The world prefers to ignore the testimony of people like Valladeres, Hubert Matos, Antúnez, the 75 of the Black Spring. And meanwhile State Security fabricates these programs where they try to discredit people largely unknown to the Cuban television audience. Maybe even for Cuban and foreign journalists themselves, excepting of course the independent journalists and some disobedient foreign correspondents who decide to seek out the truth and not remain within the comfortable official discourse.

The only thing the mafia of Villa Marista (a political prison), and Section 21 (an arm of State Security), achieved with their latest monstrous documentary was to show, once again, how they monitor and persecute people who have spoken out against the regime.

In response to the lie with which stupid people try to establish people’s perception of State Security, reducing the problem to an issue of money and not authentic freedom and rebellion, I answer in my blog — so that anyone in Cuba (where I live and where I have come out of my closet) could read me — saying that in order to go out into the streets to protest and to demand freedom for the political prisoners, as the Ladies in White do, requires so incredibly much more than money.

To land yourself, as Antúnez did (and as other Cubans did whom they also try to discredit for being opponents) in a cell of the Castro regime, in solitary, without rights, you need to have an I-don’t-know-what that most Cubans don’t have. That the State Security officials who made the TV program don’t have, nor do the guards who inflict tortures on the prisoners, especially those who torture the political prisoners with cruel and degrading treatment.

Not even the maximum leaders who die of fear have it, those who are the primary culprits of these injuries against humanity, fostered by the ideology of a system and the low value of a human person within it; these are the conditions without which the current owners of Cuban could not remain in power.

In the first centuries of Christianity the greatest testimony one could give of faith in Jesus Christ was martyrdom, and Antúnez has proven to the point of martyrdom his faith in freedom: he is alive and sane thanks to the spiritual force God gave him. (Boitel Lives is his book of testimonies from his years in prison in Cuba.)

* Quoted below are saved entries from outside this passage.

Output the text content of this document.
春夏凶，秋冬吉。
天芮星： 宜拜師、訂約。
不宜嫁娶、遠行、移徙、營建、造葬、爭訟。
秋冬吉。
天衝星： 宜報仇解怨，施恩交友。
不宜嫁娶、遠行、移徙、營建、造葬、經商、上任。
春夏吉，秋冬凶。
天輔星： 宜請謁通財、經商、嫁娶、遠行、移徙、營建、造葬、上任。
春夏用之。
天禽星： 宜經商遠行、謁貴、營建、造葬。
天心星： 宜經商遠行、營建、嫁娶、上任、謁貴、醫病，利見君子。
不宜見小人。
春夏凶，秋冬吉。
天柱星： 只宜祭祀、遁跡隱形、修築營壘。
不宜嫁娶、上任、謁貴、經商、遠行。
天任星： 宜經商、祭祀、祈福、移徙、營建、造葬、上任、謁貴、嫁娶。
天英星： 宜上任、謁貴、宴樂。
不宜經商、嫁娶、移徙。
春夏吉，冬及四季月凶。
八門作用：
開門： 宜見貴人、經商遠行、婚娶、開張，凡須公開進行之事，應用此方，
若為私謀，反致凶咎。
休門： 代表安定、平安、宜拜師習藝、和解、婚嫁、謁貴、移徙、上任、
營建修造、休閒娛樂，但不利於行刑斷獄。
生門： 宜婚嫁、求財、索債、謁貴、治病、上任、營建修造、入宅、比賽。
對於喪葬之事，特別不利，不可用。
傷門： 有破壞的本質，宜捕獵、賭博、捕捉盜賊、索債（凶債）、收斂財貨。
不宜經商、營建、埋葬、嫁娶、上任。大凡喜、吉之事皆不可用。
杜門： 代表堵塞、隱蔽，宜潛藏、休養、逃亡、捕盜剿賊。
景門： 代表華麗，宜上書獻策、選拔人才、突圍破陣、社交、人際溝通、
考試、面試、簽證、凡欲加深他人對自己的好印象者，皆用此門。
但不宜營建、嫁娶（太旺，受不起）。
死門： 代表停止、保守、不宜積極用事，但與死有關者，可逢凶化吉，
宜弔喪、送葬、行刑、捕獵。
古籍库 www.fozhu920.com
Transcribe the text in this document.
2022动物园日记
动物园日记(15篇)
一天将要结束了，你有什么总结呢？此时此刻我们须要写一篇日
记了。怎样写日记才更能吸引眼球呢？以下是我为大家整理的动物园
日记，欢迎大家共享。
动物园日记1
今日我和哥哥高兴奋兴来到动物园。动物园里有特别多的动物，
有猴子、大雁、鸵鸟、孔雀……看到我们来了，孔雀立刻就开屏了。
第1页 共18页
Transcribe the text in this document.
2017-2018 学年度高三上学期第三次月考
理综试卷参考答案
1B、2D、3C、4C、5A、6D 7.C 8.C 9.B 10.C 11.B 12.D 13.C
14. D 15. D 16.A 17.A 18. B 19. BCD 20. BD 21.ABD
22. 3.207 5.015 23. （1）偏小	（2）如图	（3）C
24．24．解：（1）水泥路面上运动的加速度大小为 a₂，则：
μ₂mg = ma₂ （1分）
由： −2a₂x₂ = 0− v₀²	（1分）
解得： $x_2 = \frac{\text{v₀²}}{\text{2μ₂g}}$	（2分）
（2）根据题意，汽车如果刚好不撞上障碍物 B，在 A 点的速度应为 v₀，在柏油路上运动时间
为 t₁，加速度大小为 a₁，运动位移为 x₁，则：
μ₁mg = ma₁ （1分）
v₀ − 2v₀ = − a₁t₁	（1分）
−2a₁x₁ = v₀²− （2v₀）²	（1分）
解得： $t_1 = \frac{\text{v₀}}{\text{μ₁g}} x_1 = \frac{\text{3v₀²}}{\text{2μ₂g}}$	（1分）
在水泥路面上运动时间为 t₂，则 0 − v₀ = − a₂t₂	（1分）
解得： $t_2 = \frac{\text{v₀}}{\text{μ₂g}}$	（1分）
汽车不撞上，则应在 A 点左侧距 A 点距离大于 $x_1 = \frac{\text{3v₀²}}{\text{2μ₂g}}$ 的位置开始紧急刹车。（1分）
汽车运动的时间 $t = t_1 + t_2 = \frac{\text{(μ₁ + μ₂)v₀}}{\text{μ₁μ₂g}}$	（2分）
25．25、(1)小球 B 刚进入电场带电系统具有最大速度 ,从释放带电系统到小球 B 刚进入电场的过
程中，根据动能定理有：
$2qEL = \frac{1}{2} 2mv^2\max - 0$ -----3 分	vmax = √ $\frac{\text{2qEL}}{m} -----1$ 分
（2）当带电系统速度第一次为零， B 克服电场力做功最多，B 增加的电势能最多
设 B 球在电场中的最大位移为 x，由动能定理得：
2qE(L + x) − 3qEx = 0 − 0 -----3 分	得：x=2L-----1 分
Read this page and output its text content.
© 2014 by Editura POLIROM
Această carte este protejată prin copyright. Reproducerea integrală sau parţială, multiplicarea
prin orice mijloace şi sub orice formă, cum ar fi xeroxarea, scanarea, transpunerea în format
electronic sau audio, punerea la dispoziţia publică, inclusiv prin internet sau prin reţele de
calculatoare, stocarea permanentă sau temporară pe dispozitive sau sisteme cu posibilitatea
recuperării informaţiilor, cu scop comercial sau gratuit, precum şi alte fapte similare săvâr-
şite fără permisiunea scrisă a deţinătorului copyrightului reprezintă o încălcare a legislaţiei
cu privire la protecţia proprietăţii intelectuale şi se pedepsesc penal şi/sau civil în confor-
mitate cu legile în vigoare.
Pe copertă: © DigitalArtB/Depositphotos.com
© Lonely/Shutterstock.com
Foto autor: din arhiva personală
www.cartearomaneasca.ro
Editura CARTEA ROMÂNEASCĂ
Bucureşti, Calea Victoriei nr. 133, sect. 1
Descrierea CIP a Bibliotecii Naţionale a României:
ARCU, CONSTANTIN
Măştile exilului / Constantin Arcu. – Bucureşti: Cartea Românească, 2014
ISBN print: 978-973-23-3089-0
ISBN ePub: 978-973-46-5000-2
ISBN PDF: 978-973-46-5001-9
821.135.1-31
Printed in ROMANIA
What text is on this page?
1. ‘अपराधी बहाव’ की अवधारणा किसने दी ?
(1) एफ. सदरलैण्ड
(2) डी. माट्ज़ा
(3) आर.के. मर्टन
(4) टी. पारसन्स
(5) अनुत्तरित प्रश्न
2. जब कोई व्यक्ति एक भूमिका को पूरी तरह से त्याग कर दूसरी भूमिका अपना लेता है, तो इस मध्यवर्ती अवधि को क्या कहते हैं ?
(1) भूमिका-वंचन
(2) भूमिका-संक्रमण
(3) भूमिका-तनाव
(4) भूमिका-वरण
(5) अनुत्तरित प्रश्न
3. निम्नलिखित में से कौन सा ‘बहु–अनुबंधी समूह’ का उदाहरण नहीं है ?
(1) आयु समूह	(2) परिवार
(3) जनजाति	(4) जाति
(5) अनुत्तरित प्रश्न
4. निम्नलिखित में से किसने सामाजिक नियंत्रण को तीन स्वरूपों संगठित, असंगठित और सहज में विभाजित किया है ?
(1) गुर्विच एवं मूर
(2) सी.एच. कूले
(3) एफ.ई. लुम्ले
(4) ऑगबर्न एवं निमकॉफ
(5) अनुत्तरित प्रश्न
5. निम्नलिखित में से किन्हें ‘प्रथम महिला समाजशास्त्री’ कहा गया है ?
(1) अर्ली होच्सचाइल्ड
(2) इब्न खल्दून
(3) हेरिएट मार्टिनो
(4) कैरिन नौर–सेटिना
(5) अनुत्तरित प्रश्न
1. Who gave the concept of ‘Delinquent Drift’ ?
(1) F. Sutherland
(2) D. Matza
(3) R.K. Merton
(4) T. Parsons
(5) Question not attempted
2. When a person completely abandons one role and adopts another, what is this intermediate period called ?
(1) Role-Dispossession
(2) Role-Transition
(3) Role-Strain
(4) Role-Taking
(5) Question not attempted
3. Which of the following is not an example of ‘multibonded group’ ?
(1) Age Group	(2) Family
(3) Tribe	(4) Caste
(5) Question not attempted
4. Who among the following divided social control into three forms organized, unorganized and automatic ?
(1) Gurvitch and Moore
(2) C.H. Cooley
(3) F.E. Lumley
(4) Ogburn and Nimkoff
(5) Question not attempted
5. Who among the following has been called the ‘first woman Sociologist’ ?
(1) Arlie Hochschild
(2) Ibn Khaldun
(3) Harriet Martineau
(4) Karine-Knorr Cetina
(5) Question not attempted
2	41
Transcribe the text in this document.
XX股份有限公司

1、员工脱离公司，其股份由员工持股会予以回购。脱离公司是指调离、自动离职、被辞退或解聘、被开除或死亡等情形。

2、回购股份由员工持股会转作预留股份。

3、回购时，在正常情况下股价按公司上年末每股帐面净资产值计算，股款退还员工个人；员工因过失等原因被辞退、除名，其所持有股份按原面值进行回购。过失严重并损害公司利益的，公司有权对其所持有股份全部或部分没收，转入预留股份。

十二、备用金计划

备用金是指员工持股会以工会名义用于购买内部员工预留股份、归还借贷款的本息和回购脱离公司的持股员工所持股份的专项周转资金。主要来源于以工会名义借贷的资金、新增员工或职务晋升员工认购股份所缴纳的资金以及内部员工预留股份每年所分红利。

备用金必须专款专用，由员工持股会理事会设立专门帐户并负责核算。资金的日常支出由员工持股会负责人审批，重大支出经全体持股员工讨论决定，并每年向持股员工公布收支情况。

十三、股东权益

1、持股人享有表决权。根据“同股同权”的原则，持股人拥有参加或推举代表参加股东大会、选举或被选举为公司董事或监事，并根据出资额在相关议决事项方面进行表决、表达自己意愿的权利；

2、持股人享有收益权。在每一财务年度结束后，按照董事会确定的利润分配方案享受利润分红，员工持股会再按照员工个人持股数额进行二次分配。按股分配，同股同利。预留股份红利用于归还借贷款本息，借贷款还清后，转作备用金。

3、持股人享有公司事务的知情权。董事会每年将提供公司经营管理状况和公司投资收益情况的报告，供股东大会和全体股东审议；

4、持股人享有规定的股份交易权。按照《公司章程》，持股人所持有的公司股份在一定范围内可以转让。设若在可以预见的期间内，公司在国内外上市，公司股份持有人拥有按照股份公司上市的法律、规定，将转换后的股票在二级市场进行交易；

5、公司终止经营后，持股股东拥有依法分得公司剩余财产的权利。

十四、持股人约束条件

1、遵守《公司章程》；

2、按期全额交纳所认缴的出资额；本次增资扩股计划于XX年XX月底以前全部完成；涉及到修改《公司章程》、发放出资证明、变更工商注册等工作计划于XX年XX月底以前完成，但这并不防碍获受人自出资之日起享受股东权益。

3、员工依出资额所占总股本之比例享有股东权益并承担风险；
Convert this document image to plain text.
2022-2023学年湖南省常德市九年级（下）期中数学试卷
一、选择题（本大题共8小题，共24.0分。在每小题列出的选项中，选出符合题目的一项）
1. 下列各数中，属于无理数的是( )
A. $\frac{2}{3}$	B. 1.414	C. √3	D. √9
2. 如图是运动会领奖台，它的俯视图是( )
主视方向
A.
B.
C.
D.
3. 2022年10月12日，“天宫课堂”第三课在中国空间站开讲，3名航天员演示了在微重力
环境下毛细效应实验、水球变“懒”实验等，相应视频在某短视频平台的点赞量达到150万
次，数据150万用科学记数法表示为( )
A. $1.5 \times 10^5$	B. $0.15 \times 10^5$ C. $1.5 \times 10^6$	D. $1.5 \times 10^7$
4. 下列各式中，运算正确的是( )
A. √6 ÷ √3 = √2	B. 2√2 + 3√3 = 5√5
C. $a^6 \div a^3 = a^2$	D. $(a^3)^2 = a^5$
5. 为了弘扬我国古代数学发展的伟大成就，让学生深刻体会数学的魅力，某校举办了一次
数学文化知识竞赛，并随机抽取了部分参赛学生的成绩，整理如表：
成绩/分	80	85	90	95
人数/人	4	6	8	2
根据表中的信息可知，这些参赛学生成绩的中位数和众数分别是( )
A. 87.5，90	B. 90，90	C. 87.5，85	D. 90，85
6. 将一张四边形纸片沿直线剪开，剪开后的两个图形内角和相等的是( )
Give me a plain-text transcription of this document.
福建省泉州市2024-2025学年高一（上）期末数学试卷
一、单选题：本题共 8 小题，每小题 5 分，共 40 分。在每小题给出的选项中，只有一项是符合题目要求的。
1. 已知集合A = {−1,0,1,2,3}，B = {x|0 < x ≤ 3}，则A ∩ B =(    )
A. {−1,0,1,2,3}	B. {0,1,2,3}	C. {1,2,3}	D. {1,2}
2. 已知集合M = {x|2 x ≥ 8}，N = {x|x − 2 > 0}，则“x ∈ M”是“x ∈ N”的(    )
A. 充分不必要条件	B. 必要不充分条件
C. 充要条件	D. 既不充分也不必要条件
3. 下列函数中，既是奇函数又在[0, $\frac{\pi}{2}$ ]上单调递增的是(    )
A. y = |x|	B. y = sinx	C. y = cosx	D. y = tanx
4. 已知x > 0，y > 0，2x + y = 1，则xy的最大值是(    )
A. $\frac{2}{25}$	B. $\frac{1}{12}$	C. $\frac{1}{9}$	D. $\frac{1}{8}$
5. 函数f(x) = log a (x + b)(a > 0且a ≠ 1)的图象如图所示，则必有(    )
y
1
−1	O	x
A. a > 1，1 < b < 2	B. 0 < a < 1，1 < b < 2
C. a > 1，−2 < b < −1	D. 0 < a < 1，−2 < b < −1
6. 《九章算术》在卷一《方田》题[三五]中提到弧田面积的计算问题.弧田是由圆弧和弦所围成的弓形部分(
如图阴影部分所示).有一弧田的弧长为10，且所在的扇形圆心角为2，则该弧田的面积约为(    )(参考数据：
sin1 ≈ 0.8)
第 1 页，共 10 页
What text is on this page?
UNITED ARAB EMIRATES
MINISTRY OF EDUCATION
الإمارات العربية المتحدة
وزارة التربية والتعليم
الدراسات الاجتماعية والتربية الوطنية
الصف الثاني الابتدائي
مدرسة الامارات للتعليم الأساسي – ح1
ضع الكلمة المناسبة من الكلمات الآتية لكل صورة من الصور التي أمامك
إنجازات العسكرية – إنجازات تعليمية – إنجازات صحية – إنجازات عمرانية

In the case of those endearing gladiators, the Ladies in White — who also showed up on the TV screen in violation of their right of privacy — the major “sin” that State Security presents was their having accepted collaboration from other Cubans in exile, who knows if perhaps it was another Lady with better rhetoric, to write a statement on the death of Oswaldo Payá.

These women, mostly from humble backgrounds but with a true intelligence, have chosen the better part of what no one in exile, nor many men in Cuba, nor this writer, have chosen, which is the courage and stamina to go to the very end, as Laura Pollán did, in their fight for Freedom for the political prisoners.

Faced with the lack of justice and citizen security in the Courts, after learning that the power in Cuba is a fierce dog that calculates his moves without any respect for the human condition or the condition of being a woman, they need a lot of courage and a lot faith.

When freedom is in danger, it must be rescued. The only ones who have sold their individual freedom, and hence their country, have been the mercenaries of the present government of the Island of Cuba, the sadistic gendarmes of MININT (State Security), who with no fear of God nor respect for men, populate the memoirs of Antúnez, the hellish conditions that Cubans and many people in the world prefer to ignore. And that, one more time, the official government site Cubadebate did not comment on, nor was it presented on television by State Security.